About Why Partial Accounting Filed in Estate
This form explains to the probate court why a partial accounting (rather than a final accounting) has been filed in an estate and provides the expected timeline for estate conclusion.
When you'd use it: File this form when submitting a partial accounting in an estate administration to document the reason the estate has not yet been concluded and when final closure is anticipated.

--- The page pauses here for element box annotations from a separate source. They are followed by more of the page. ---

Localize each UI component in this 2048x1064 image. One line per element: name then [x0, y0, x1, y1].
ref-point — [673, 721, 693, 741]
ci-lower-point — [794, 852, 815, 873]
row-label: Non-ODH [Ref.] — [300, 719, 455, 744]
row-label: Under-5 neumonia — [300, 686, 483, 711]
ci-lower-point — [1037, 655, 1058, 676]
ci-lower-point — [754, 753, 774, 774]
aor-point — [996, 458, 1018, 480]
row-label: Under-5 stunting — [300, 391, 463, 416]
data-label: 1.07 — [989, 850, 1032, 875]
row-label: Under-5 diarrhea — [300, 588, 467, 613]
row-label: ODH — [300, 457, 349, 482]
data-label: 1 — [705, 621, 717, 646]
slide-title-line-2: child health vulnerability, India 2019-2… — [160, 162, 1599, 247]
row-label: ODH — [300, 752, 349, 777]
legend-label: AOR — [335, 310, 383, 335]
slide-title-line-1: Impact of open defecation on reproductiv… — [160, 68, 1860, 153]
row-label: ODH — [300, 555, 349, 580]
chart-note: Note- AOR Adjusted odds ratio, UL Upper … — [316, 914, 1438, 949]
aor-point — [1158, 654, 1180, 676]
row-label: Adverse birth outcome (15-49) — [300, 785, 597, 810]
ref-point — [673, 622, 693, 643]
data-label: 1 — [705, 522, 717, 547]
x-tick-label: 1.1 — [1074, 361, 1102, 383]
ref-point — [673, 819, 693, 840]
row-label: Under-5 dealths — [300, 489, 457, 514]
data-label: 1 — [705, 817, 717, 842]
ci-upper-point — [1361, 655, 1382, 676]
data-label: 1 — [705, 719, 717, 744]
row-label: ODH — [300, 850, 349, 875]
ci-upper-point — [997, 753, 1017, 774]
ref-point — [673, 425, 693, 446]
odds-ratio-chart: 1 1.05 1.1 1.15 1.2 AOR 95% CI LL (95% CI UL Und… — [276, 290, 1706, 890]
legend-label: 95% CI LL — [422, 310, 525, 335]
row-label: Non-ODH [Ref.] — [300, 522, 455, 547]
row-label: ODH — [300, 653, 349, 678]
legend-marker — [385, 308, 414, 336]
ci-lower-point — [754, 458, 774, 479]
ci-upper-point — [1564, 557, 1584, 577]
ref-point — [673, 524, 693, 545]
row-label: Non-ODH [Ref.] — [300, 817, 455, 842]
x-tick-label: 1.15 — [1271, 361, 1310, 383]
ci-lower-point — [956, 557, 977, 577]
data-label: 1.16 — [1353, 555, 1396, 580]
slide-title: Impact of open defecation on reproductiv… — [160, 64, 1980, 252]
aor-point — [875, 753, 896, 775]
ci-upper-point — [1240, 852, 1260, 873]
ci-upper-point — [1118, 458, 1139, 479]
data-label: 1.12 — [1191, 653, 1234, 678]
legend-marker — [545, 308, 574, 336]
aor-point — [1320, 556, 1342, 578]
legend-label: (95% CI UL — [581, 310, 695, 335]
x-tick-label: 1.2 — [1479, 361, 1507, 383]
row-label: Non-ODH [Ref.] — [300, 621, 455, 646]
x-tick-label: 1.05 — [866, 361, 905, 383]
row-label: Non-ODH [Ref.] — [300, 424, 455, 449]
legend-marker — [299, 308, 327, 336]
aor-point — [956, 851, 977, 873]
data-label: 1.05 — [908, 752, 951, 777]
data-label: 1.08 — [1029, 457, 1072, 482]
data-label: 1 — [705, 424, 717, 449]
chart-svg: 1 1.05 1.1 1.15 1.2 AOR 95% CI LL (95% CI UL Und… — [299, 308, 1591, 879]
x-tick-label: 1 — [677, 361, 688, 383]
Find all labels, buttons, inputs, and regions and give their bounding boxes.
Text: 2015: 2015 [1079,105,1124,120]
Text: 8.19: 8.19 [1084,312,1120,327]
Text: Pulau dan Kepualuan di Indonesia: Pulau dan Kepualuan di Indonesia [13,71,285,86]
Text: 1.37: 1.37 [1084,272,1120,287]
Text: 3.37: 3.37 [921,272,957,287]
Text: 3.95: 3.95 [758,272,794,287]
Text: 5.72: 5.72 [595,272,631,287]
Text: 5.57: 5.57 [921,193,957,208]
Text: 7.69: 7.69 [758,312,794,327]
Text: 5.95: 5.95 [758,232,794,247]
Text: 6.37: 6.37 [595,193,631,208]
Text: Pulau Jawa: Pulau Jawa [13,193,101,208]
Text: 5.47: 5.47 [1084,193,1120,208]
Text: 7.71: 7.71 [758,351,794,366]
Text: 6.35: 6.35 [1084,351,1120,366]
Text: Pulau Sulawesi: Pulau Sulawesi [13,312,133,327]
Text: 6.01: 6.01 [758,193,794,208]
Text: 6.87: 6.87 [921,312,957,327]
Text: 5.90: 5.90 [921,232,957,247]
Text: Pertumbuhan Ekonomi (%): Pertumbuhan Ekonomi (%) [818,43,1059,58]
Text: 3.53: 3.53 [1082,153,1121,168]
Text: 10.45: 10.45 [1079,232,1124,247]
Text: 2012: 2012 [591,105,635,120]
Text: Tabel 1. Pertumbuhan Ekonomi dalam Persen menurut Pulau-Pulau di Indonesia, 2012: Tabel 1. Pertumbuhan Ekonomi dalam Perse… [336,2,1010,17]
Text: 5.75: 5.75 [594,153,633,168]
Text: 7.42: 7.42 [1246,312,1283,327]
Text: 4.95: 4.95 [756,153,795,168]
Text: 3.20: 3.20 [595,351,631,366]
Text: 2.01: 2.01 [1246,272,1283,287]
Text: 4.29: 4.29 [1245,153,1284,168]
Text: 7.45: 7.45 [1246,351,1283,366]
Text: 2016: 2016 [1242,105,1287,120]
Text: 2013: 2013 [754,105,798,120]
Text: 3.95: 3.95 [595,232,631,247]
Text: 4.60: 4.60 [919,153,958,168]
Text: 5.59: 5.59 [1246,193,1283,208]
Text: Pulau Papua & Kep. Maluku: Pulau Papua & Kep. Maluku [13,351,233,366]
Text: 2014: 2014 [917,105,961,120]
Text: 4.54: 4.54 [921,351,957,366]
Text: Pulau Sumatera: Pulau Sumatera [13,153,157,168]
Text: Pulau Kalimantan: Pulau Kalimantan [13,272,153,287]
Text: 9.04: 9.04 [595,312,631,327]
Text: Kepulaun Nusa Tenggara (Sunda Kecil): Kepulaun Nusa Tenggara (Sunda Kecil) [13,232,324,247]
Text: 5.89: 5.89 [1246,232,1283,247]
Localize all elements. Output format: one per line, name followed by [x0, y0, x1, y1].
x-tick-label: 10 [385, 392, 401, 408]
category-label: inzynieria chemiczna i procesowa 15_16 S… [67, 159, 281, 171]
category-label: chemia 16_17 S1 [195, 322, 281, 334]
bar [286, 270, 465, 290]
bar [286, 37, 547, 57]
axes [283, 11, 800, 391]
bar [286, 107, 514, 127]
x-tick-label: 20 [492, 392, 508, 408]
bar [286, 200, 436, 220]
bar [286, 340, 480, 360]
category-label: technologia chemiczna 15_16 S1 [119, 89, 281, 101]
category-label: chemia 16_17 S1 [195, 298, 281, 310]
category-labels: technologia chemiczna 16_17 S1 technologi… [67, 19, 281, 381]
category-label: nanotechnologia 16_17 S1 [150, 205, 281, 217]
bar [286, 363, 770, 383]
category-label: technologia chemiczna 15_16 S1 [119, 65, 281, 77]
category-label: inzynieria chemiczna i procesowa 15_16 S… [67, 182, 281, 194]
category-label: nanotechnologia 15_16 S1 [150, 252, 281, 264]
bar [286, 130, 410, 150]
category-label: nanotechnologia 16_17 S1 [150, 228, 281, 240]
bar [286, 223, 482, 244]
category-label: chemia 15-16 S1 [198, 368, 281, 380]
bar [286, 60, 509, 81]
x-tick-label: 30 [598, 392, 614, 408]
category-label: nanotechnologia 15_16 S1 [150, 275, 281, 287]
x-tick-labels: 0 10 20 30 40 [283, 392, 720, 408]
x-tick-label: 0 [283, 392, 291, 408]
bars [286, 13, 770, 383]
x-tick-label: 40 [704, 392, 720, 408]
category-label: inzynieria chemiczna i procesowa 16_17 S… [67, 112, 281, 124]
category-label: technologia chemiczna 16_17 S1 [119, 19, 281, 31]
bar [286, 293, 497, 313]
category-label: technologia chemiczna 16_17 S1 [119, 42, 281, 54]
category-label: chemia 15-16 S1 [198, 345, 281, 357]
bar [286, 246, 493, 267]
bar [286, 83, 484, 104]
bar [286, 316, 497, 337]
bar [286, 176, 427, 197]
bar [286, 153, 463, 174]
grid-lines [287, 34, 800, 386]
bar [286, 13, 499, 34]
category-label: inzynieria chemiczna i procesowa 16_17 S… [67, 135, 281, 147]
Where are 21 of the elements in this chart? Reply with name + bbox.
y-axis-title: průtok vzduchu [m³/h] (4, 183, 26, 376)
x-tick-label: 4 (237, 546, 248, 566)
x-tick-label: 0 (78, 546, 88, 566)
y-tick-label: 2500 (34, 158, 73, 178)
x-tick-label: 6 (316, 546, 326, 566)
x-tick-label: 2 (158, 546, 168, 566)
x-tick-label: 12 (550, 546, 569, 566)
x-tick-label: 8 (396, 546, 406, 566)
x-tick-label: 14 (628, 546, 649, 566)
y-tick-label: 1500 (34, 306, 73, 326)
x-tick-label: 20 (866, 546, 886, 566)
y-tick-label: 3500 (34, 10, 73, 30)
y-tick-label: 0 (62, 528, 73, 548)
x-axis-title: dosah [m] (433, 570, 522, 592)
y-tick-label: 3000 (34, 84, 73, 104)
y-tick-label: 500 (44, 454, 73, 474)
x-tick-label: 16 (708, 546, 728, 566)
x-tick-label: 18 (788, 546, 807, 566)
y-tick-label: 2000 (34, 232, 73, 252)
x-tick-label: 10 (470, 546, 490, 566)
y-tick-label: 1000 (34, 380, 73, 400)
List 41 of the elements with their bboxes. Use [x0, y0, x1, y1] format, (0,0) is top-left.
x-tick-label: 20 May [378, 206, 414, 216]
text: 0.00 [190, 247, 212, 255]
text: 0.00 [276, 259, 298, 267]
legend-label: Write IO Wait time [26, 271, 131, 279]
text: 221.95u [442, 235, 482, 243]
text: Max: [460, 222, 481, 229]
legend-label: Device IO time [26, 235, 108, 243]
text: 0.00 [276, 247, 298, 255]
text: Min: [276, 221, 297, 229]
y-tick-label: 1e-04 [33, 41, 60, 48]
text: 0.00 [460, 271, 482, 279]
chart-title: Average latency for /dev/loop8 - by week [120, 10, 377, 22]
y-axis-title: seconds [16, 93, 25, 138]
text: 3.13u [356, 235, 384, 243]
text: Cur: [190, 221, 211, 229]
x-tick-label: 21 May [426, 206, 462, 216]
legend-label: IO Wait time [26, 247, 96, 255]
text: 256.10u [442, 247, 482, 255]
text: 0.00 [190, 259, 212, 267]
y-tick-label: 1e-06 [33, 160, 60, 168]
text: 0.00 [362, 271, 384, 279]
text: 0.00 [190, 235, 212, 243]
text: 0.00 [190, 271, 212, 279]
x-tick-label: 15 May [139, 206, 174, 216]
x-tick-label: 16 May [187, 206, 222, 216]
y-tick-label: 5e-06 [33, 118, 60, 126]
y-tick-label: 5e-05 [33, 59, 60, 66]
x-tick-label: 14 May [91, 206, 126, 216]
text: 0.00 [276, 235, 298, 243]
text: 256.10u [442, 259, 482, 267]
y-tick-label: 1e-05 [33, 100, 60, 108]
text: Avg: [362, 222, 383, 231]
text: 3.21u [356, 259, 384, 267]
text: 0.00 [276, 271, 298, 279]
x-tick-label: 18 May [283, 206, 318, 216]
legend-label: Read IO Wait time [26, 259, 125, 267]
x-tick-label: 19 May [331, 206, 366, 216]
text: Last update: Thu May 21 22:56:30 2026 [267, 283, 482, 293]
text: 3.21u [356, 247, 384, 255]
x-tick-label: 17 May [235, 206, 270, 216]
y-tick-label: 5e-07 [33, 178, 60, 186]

Where to get the official form
The official version of Why Partial Accounting Filed in Estate is published as a PDF by the Ohio courts. We checked this link and it resolved to a form on an official court or government website — always download the current version directly from the source rather than a third-party copy:
Download Why Partial Accounting Filed in Estate (PDF) →
Source: probate.co.delaware.oh.us
Link last checked: May 30, 2026
How to file Why Partial Accounting Filed in Estate in Ohio
- Step 1 — Confirm you have the correct formUse Why Partial Accounting Filed in Estate (DCPC FORM 13.01) when file this form when submitting a partial accounting in an estate administration to document the reason the estate has not yet been concluded and when final closure is anticipated. Double-check it's the right form for your situation — Ohio probate forms are revised periodically, so verify the name and number against your court's current form list before you start.
- Step 2 — Complete every required fieldFill out Why Partial Accounting Filed in Estate carefully and review it for errors before filing. Probate cases can already take months — a small mistake on the form can set your timeline back further.
- Step 3 — Get it notarized or witnessed if requiredSome probate forms must be signed in front of a notary or witnesses. Check the instructions on the form itself, and arrange notarization before you file if it's required.
- Step 4 — File it with the correct courtSubmit Why Partial Accounting Filed in Estate to the probate court or county clerk handling the estate — usually in the Ohio county where the deceased lived. Ask the clerk how they prefer to receive filings (in person, by mail, or e-filing).